Nah, karena Allah telah berjanji bahwa bagi mereka yang wafat dalam keadaan tidak beriman kepada-Nya, Allah telah sediakan siksa yang teramat pedih, maka adalah mustahil bagi Allah untuk memberi keselamatan kepada mereka serta memberikan tempat yang paling nyaman di surga sesuai kebaikan yang telah mereka tanamkan (sebagaimana ucapan yang telah saudaraku sampaikan di atas). Karena sesungguhnya Allah adalah Tuhan Yang Maha Menepati Janji. "... Dan siapakah yang lebih menepati janjinya (selain) daripada Allah? ...” (QS. At Taubah. 111).
Sedangkan Allah tidak akan pernah menyalahi janji-Nya, sebagaimana penjelasan Al Qur’an dalam surat Ar Ruum ayat 6: "(sebagai) janji yang sebenar-benarnya dari Allah. Allah tidak akan menyalahi janji-Nya, tetapi kebanyakan manusia tidak mengetahui”. (QS. Ar Ruum. 6).
Sehingga akan mudah dipahami, bahwa bagi mereka yang wafat dalam keadaan tidak beriman kepada-Nya, maka nantinya mereka semua itu akan menyesal dengan penyesalan yang teramat sangat. Nanti di akhirat, mereka orang-orang yang kafir itu menginginkan, kiranya mereka dahulu di dunia menjadi orang-orang muslim. Namun keinginan itu hanyalah keinginan yang hampa. Karena mereka sekali-kali tidak akan dapat ke luar daripadanya, dan mereka beroleh azab yang kekal. (Na’udzubillahi mindzalika!).
”Orang-orang yang kafir itu seringkali (nanti di akhirat) menginginkan, kiranya mereka dahulu (di dunia) menjadi orang-orang muslim”. (QS. Al Hijr. 2).

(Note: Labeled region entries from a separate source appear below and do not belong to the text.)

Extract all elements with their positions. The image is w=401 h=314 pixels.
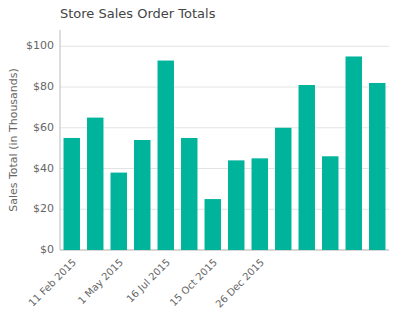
bar — [346, 56, 362, 250]
bar — [275, 128, 291, 250]
bars — [64, 56, 386, 250]
bar — [299, 85, 315, 250]
y-tick-label: $100 — [26, 39, 54, 52]
bar — [181, 138, 197, 250]
bar — [205, 199, 221, 250]
bar — [134, 140, 150, 250]
x-tick-label: 16 Jul 2015 — [124, 257, 172, 305]
y-tick-label: $20 — [33, 202, 54, 215]
bar — [111, 173, 127, 250]
x-axis-line — [60, 250, 389, 251]
bar — [322, 156, 338, 250]
y-tick-label: $60 — [33, 121, 54, 134]
grid-line — [60, 127, 389, 128]
y-tick-label: $0 — [40, 243, 54, 256]
bar — [228, 160, 244, 250]
grid-line — [60, 209, 389, 210]
grid-line — [60, 87, 389, 88]
grid-line — [60, 168, 389, 169]
title: Store Sales Order Totals — [60, 6, 216, 21]
y-tick-label: $80 — [33, 80, 54, 93]
bar — [64, 138, 80, 250]
bar — [369, 83, 385, 250]
y-axis-line — [60, 30, 61, 250]
chart: $0$20$40$60$80$10011 Feb 20151 May 20151… — [0, 0, 401, 314]
x-tick-label: 15 Oct 2015 — [168, 257, 219, 308]
x-tick-label: 11 Feb 2015 — [26, 257, 78, 309]
bar — [87, 118, 103, 250]
grid-line — [60, 46, 389, 47]
x-tick-label: 1 May 2015 — [76, 257, 125, 306]
y-tick-label: $40 — [33, 162, 54, 175]
x-tick-label: 26 Dec 2015 — [213, 257, 266, 310]
grid-line — [60, 250, 389, 251]
bar — [158, 61, 174, 250]
y-axis-label: Sales Total (in Thousands) — [7, 68, 20, 212]
bar — [252, 158, 268, 250]
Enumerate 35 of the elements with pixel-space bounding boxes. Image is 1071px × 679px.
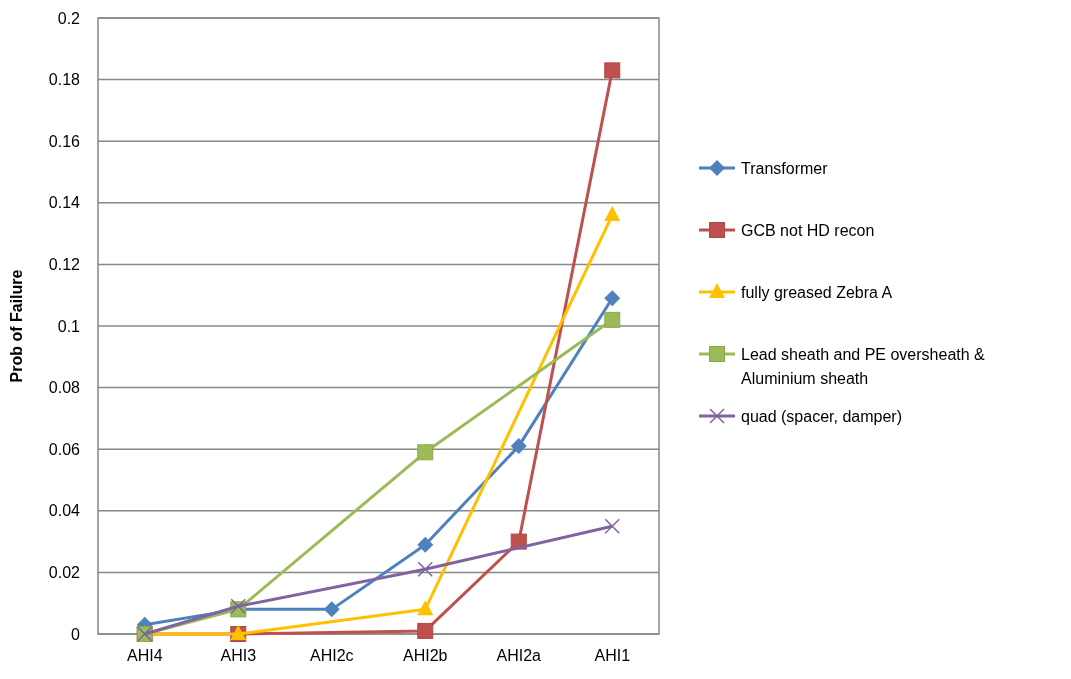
legend-label: Lead sheath and PE oversheath & Aluminium sheath	[741, 345, 986, 387]
point	[604, 311, 621, 328]
y-axis-title: Prob of Failure	[8, 269, 25, 383]
x-tick-label: AHI2c	[309, 647, 354, 664]
x-tick-label: AHI2b	[403, 647, 448, 664]
point	[604, 290, 621, 307]
legend-label: fully greased Zebra A	[741, 283, 893, 301]
legend-label: GCB not HD recon	[741, 221, 875, 239]
y-tick-label: 0.02	[48, 564, 81, 581]
legend-label: Transformer	[741, 159, 829, 177]
x-tick-label: AHI2a	[496, 647, 542, 664]
y-tick-label: 0	[71, 625, 81, 643]
point	[417, 536, 434, 553]
y-tick-label: 0.1	[57, 317, 81, 335]
point	[604, 518, 620, 534]
point	[417, 600, 434, 616]
y-tick-label: 0.18	[48, 71, 81, 89]
legend-label: quad (spacer, damper)	[741, 407, 902, 425]
y-tick-label: 0.06	[48, 440, 81, 458]
point	[323, 601, 340, 618]
x-tick-label: AHI4	[126, 647, 163, 664]
x-tick-label: AHI3	[220, 647, 257, 664]
y-tick-label: 0.04	[48, 502, 81, 520]
y-tick-label: 0.12	[48, 256, 81, 273]
y-tick-label: 0.08	[48, 379, 81, 397]
point	[604, 206, 621, 222]
y-tick-label: 0.14	[48, 194, 81, 212]
point	[417, 444, 434, 461]
point	[510, 438, 527, 455]
x-tick-label: AHI1	[594, 647, 631, 664]
y-tick-label: 0.16	[48, 132, 81, 150]
point	[417, 561, 433, 578]
point	[417, 622, 434, 639]
y-tick-label: 0.2	[57, 9, 81, 27]
point	[604, 62, 621, 79]
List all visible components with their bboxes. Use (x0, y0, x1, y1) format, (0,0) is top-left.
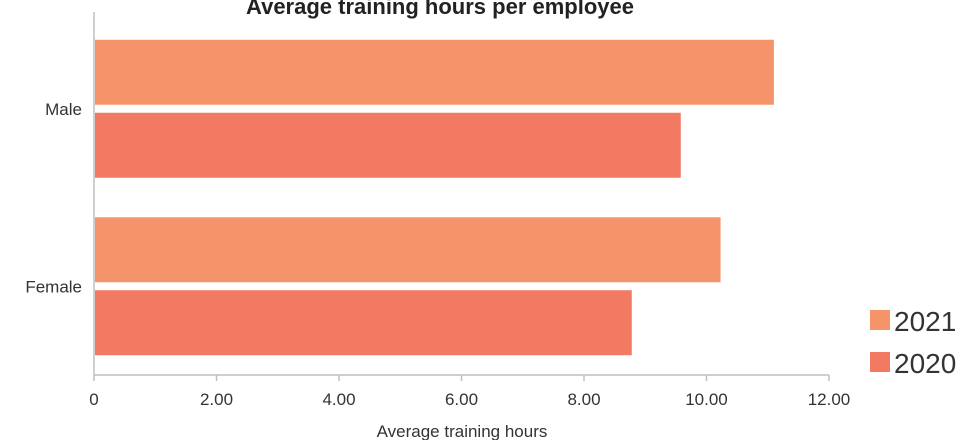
legend-swatch-2020 (870, 352, 890, 372)
x-tick-label: 6.00 (445, 390, 478, 409)
x-tick-label: 8.00 (567, 390, 600, 409)
bar-male-2020 (95, 112, 681, 178)
x-axis-title: Average training hours (377, 422, 548, 440)
bars-group (95, 39, 774, 356)
legend-swatch-2021 (870, 310, 890, 330)
x-ticks: 0 2.00 4.00 6.00 8.00 10.00 12.00 (89, 375, 850, 409)
legend: 2021 2020 (870, 306, 956, 379)
x-tick-label: 10.00 (685, 390, 728, 409)
legend-label-2021: 2021 (894, 306, 956, 337)
chart-title-text: Average training hours per employee (246, 0, 634, 19)
x-tick-label: 4.00 (322, 390, 355, 409)
chart-title: Average training hours per employee (246, 0, 634, 19)
category-label-male: Male (45, 100, 82, 119)
x-tick-label: 12.00 (808, 390, 851, 409)
category-label-female: Female (25, 277, 82, 296)
bar-female-2020 (95, 290, 632, 356)
x-tick-label: 2.00 (200, 390, 233, 409)
bar-male-2021 (95, 39, 774, 105)
legend-label-2020: 2020 (894, 348, 956, 379)
bar-female-2021 (95, 217, 721, 283)
category-labels: Male Female (25, 100, 82, 297)
x-tick-label: 0 (89, 390, 98, 409)
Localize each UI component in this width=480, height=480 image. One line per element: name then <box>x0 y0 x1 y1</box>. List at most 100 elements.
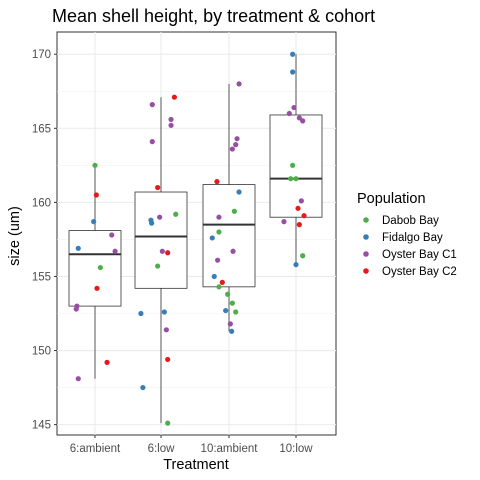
data-point <box>104 359 110 366</box>
data-point <box>225 291 231 297</box>
data-point <box>75 376 81 382</box>
data-point <box>149 101 155 108</box>
legend-key <box>363 268 369 274</box>
data-point <box>236 81 242 87</box>
data-point <box>155 263 161 269</box>
box-body <box>68 230 122 307</box>
data-point <box>216 229 222 235</box>
data-point <box>163 327 169 333</box>
data-point <box>229 146 235 152</box>
data-point <box>290 51 296 57</box>
box-6-ambient <box>68 165 122 379</box>
data-point <box>138 310 144 317</box>
data-point <box>234 136 240 142</box>
data-point <box>214 179 220 185</box>
data-point <box>233 309 239 315</box>
legend-key <box>363 217 369 223</box>
legend-label: Oyster Bay C1 <box>382 249 457 261</box>
legend-key <box>363 234 369 240</box>
y-tick-label: 165 <box>32 123 51 135</box>
data-point <box>165 356 171 363</box>
data-point <box>296 222 302 228</box>
box-body <box>202 184 256 288</box>
data-point <box>231 208 237 214</box>
data-point <box>161 309 167 315</box>
data-point <box>159 248 165 254</box>
y-tick-label: 145 <box>32 420 51 432</box>
y-tick-label: 150 <box>32 346 51 358</box>
legend: Population Dabob Bay Fidalgo Bay Oyster Ba… <box>357 191 457 278</box>
data-point <box>293 176 299 182</box>
data-point <box>209 235 215 241</box>
data-point <box>109 232 115 238</box>
data-point <box>296 115 302 121</box>
data-point <box>149 220 155 226</box>
data-point <box>91 219 97 225</box>
data-point <box>290 162 296 168</box>
data-point <box>215 257 221 263</box>
y-axis: 145 150 155 160 165 170 <box>32 49 57 432</box>
data-point <box>236 189 242 195</box>
y-tick-label: 170 <box>32 49 51 61</box>
data-point <box>93 192 99 198</box>
data-point <box>219 279 225 285</box>
legend-label: Fidalgo Bay <box>382 232 443 244</box>
data-point <box>155 184 161 191</box>
y-axis-title: size (um) <box>7 206 23 266</box>
data-point <box>112 248 118 254</box>
data-point <box>173 211 179 217</box>
data-point <box>295 205 301 211</box>
data-point <box>290 69 296 75</box>
data-point <box>216 284 222 290</box>
box-6-low <box>134 97 188 424</box>
box-10-low <box>269 54 323 265</box>
data-point <box>229 328 235 334</box>
data-point <box>211 273 217 280</box>
y-tick-label: 160 <box>32 197 51 209</box>
data-point <box>94 285 100 291</box>
data-point <box>97 264 103 271</box>
legend-title: Population <box>357 191 426 207</box>
data-point <box>168 122 174 128</box>
data-point <box>168 116 174 123</box>
chart-title: Mean shell height, by treatment & cohort <box>52 6 375 26</box>
x-axis-title: Treatment <box>163 457 229 473</box>
data-point <box>229 300 235 306</box>
box-plots <box>68 54 323 424</box>
data-point <box>300 253 306 259</box>
data-point <box>223 307 229 314</box>
x-tick-label: 10:ambient <box>201 443 259 455</box>
data-point <box>281 219 287 225</box>
data-point <box>165 420 171 426</box>
data-point <box>293 262 299 268</box>
data-point <box>73 306 79 312</box>
data-point <box>288 176 294 182</box>
data-point <box>140 384 146 391</box>
data-point <box>230 248 236 254</box>
data-point <box>300 118 306 124</box>
data-point <box>291 104 297 111</box>
box-body <box>134 191 188 289</box>
x-tick-label: 10:low <box>279 443 313 455</box>
data-point <box>233 142 239 148</box>
data-point <box>171 94 177 100</box>
box-body <box>269 114 323 218</box>
x-tick-label: 6:ambient <box>70 443 121 455</box>
data-point <box>165 250 171 256</box>
legend-label: Dabob Bay <box>382 215 439 227</box>
data-point <box>286 110 292 117</box>
x-tick-label: 6:low <box>148 443 176 455</box>
data-point <box>157 214 163 220</box>
data-point <box>216 214 222 220</box>
y-tick-label: 155 <box>32 271 51 283</box>
legend-key <box>363 251 369 257</box>
legend-label: Oyster Bay C2 <box>382 266 457 278</box>
data-point <box>92 162 98 168</box>
data-point <box>227 321 233 327</box>
data-point <box>75 245 81 251</box>
data-point <box>149 139 155 145</box>
data-point <box>301 213 307 219</box>
x-axis: 6:ambient 6:low 10:ambient 10:low <box>70 435 313 455</box>
data-point <box>298 198 304 204</box>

“Mereka ingin ke luar dari neraka, padahal mereka sekali-kali tidak dapat ke luar daripadanya, dan mereka beroleh azab yang kekal”. (QS. Al Maa-idah. 37).
“Dan berkatalah orang-orang yang mengikuti: "Seandainya kami dapat kembali (ke dunia), pasti kami akan berlepas diri dari mereka, sebagaimana mereka berlepas diri dari kami." Demikianlah Allah memperlihatkan kepada mereka amal perbuatannya menjadi sesalan bagi mereka; dan sekali-kali mereka tidak akan ke luar dari api neraka”. (QS. Al Baqarah. 167).
Demikian yang bisa kusampaikan. Mohon maaf jika kurang berkenan. Hal ini semata-mata karena keterbatasan ilmuku.
Semoga bermanfaat!
NB.
*) Pak Fulan pada tulisan di atas adalah nama samaran / bukan nama sebenarnya.